Dizem as más línguas que, grande parte do povão, e aqui incluo no
bolo os diversos níveis sociais e culturais de telespectadores, logo
que aparece o “obrigatório’ programa eleitoral, pega de um
controle remoto e muda de canal, ou melhor, muda para os canais de
assinatura a fim de se livrar de uma parte do programa eleitoral que
não passa de mentiradas de alguns candidatos.
Seria
o programa um mal necessário? Mesmo com todas as mentiras que não
mais são engolidas pelo telespectador mais politizado, já é hora
de o Tribunal Eleitoral repensar uma outra forma de realizar a
propaganda eleitoral. O mínimo que ela pode fazer para o
telespectador até hoje é uma amostragem do variado nível de
qualificação dos candidatos. Os eleitores, peneirando
cuidadosamente alguns candidatos melhores, vão aos poucos anotando
algumas ideias colhidas das apresentações de cada um deles, assim
como o nome do partido e o nº do candidato a prefeito e a vereador.

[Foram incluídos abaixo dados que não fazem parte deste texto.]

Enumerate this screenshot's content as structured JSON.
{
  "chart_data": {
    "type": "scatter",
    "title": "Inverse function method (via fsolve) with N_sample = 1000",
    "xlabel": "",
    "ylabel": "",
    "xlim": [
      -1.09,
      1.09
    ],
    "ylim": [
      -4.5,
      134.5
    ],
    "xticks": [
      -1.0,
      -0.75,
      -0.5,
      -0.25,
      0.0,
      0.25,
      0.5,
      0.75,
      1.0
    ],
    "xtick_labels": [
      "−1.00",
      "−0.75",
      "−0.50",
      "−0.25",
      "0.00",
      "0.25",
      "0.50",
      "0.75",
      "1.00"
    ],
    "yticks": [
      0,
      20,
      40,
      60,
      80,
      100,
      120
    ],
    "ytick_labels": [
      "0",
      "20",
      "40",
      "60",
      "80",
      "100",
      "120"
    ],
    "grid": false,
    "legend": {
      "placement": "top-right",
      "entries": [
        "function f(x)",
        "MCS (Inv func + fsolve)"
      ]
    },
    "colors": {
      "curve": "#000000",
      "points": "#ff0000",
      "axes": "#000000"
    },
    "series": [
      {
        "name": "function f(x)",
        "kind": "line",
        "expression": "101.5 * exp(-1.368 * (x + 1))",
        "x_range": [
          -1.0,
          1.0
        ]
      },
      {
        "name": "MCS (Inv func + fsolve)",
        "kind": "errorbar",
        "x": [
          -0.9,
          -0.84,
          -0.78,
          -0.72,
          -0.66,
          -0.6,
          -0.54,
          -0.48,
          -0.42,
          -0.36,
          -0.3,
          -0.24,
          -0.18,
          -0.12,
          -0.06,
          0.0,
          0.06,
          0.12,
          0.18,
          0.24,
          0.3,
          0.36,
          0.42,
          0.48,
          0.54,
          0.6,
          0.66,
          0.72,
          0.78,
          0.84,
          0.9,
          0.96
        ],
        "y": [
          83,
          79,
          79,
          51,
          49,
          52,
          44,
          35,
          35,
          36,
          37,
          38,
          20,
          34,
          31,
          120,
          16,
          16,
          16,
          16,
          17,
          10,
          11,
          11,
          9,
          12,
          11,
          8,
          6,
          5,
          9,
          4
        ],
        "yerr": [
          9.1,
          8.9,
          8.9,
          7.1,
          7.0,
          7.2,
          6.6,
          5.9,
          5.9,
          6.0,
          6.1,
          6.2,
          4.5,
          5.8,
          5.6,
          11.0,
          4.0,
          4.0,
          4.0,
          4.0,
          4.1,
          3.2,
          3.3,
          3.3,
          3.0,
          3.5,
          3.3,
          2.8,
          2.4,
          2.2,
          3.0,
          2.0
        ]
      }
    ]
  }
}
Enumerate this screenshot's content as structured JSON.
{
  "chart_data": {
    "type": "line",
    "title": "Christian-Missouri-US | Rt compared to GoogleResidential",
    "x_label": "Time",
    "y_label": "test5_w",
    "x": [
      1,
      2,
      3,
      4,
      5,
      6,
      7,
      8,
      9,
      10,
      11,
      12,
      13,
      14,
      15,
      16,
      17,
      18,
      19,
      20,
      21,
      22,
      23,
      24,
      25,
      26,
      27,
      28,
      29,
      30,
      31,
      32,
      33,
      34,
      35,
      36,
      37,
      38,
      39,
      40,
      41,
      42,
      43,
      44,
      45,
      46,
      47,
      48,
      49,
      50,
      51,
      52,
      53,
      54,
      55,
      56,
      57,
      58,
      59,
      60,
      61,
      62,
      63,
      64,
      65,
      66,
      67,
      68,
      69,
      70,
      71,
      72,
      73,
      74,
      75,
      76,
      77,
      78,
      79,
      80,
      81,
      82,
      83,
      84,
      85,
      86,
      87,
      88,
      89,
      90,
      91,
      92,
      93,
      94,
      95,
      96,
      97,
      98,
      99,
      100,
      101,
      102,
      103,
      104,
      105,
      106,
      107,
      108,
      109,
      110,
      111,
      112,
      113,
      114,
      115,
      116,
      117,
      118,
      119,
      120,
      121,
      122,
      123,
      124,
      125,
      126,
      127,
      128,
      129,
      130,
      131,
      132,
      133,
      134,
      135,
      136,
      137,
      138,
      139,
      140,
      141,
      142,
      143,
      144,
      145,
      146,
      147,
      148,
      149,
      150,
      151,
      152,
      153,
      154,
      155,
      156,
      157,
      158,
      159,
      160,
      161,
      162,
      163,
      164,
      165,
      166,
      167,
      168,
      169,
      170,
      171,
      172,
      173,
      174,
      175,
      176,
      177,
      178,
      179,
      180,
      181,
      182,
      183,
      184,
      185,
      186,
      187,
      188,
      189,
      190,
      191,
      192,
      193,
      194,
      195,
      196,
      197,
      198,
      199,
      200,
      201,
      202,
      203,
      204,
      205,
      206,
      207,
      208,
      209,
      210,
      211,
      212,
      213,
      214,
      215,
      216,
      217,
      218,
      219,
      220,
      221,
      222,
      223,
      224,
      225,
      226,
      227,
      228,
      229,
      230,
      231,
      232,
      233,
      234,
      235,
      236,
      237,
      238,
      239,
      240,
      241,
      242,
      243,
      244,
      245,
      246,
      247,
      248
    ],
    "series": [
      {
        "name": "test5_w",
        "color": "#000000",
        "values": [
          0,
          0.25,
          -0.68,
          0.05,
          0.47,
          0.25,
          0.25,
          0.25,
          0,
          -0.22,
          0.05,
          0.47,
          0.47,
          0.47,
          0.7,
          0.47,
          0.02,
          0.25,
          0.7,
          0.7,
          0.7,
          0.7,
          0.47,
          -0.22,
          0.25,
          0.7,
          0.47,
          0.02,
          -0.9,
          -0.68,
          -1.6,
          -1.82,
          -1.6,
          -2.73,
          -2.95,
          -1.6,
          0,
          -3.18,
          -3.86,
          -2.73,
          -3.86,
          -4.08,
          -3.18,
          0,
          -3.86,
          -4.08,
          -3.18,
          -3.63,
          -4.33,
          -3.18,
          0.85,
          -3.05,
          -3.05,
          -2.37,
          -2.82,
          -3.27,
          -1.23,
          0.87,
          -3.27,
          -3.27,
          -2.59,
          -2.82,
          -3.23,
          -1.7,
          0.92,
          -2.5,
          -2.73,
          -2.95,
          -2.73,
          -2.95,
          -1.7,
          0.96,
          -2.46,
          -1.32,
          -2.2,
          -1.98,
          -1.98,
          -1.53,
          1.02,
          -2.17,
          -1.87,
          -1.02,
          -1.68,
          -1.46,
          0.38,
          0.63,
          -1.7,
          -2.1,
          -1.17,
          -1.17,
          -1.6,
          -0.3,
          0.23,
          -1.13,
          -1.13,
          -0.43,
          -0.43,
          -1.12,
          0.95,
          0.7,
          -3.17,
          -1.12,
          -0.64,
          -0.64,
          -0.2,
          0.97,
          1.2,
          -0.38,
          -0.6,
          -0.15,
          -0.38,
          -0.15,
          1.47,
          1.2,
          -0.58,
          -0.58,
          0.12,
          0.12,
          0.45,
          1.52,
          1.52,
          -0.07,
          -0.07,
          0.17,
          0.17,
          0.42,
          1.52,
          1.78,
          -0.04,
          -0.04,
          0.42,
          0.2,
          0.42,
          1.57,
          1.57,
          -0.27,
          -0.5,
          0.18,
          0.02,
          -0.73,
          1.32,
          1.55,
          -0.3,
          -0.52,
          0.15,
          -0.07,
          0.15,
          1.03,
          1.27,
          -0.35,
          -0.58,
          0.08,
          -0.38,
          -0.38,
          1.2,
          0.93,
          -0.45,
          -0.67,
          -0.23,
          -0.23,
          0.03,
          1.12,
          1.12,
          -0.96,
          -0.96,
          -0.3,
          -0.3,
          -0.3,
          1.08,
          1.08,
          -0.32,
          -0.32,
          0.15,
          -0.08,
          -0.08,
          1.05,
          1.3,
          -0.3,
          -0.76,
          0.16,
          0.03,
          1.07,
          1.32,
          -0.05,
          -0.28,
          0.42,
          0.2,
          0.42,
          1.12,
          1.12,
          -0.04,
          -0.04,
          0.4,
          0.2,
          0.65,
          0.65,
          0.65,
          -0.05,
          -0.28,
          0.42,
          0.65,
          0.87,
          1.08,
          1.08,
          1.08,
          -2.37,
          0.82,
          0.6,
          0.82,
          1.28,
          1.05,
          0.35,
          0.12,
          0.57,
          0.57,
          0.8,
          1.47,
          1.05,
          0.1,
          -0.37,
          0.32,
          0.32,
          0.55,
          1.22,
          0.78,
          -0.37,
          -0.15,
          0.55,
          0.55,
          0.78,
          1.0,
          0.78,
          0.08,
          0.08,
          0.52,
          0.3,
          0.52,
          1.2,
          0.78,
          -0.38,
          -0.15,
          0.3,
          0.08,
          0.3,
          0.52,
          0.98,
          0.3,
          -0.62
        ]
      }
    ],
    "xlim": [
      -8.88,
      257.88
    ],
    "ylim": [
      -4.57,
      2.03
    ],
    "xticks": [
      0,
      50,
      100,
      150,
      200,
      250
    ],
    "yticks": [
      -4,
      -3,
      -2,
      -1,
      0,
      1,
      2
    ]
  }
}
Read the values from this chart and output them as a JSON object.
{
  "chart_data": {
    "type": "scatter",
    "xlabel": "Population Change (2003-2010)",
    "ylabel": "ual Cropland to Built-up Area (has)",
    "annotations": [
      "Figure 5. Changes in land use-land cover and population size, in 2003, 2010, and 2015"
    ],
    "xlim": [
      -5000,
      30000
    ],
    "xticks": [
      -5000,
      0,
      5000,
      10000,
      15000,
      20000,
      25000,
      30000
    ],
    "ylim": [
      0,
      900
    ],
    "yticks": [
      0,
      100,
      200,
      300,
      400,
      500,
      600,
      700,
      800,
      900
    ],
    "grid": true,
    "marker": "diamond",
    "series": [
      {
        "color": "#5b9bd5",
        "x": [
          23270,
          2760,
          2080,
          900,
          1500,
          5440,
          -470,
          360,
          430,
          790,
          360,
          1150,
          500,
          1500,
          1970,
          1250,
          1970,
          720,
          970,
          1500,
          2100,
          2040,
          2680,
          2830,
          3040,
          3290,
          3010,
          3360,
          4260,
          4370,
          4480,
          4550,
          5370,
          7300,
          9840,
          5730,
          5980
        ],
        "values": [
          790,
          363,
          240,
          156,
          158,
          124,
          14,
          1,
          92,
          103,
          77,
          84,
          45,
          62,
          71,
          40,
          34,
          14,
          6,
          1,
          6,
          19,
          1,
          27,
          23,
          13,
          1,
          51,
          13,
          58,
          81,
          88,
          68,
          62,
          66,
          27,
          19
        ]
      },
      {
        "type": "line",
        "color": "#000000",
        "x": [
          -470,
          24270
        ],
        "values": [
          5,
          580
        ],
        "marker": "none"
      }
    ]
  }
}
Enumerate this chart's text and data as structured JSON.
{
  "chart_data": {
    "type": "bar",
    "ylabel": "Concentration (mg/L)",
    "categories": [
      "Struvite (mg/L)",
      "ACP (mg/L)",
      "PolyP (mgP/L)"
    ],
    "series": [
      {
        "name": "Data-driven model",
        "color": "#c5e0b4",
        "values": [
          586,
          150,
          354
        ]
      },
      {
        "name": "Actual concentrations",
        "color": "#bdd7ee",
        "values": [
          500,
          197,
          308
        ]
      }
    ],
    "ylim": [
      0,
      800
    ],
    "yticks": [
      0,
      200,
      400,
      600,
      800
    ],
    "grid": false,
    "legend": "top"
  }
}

Talvez, sob este ângulo, a propaganda eleitoral de alguma maneira
sirva para a orientação do eleitor.
Em
assuntos de política, de religião e de escola de samba, o
ingrediente de fanatismo, de cegueira ainda impera e dita alguma
direção para o eleitor. Entretanto, por ser imbuído de fanatismo,
de parcialidade, de gosto individual, de simpatia pessoal, é que
entra a figura do indeciso.
Os
partidos brasileiros são numerosos, as siglas embaralham o
eleitorado. Candidatos de partidos diferentes apresentam por vezes
os mesmos programas, os mesmos projetos, as mesmas ideias. Tudo
isso confunde a cabeça do eleitor e, por serem mostrados num
programa televisivo, já por si só maçante, o eleitor indeciso,
fica num mato sem cachorro, perdido que está em concepções
diferentes de visão política que, divulgando ideias e correntes
ideológicas, mais embarafustam a mente cansado do trabalhador ou de
outro indivíduo de profissões variadas. Em síntese, o eleitor
mergulha no seu mundo interior tentando buscar alguma coerência a
que possa se agarrar para fazer uma opção de um candidato menos
desastroso para dirigir sua cidade e sua Câmara Municipal.
Num
contexto nacional em que decide no Supremo Tribunal Federal o destino
do famigerado “Escândalo do Mensalão,” com a perspectiva de
ainda o eleitor votar em candidato “ficha suja”, fica, por
conseguinte, difícil fazer-se uma escolha menos traumática de
alguns candidatos.
Uma
coisa me parece certa, o eleitor bem intencionado fica remoendo mais
ou menos nestes termos: este candidato é bom mas não tem
experiência político-administrativa. Este outro está fazendo uma
boa administração mas, politicamente, é ligado a políticos e
governantes sobre os quais pesam suspeitas de corrupção. Direita,
esquerda, centro, extrema direita, extrema esquerda, moderados,
neoliberais, democratas sociais, anarquistas, são formas ideológicas
que, cada vez mais, se esvaziam de seus princípios originais. De
teorização ideológica estamos cansados. Queremos governos que se
comprometam com a democracia social na prática, não na teoria
nebulosa e sem pés fincados no chão do Brasil.
A
profissionalização rasteira e nauseabunda tornou-se a regra no
conjunto da política nacional. Nossos homens públicos, com raras
exceções , só visam ao poder e às benesses que irão receber na
condição de mandatos e de cargos legislativos. A oligarquia ainda
se mantém forte num país politicamente provinciano como é o nosso.
Se
nosso políticos exercessem sua atividade sem as regalias
pantagruélicas próprias do Estado brasileiro, é provável que a
Câmara Federal, o Senado, os governos estaduais, os deputados, as
prefeituras, os vereadores sumissem como fumaça e as eleições se
tornassem um enredo tragicômico de um romance de José
Saramago (1922-2010). Daí que estão repletos de mediocridades e até
de analfabetos e oportunistas os nossos poderes constituídos, que
nos envergonham como brasileiros.
O
brasileiro, eleitor indeciso, ainda vota em alguém em troca de
favores ou porque o candidato é amigo de um amigo de um amigo, de um
amigo, numa corrente contínua que me lembra o poema drummondiano
“Quadrilha”, fazendo-se, é claro, as devidas modificações
semânticas, mas sem retirar o lado irônico da afirmação e
estendo-a não para as coisas do “amor,” mas da miséria de
nossa politicalha. Que venham as eleições, mas junto delas
eleitores de bem e amantes da democracia brasileira. Amém!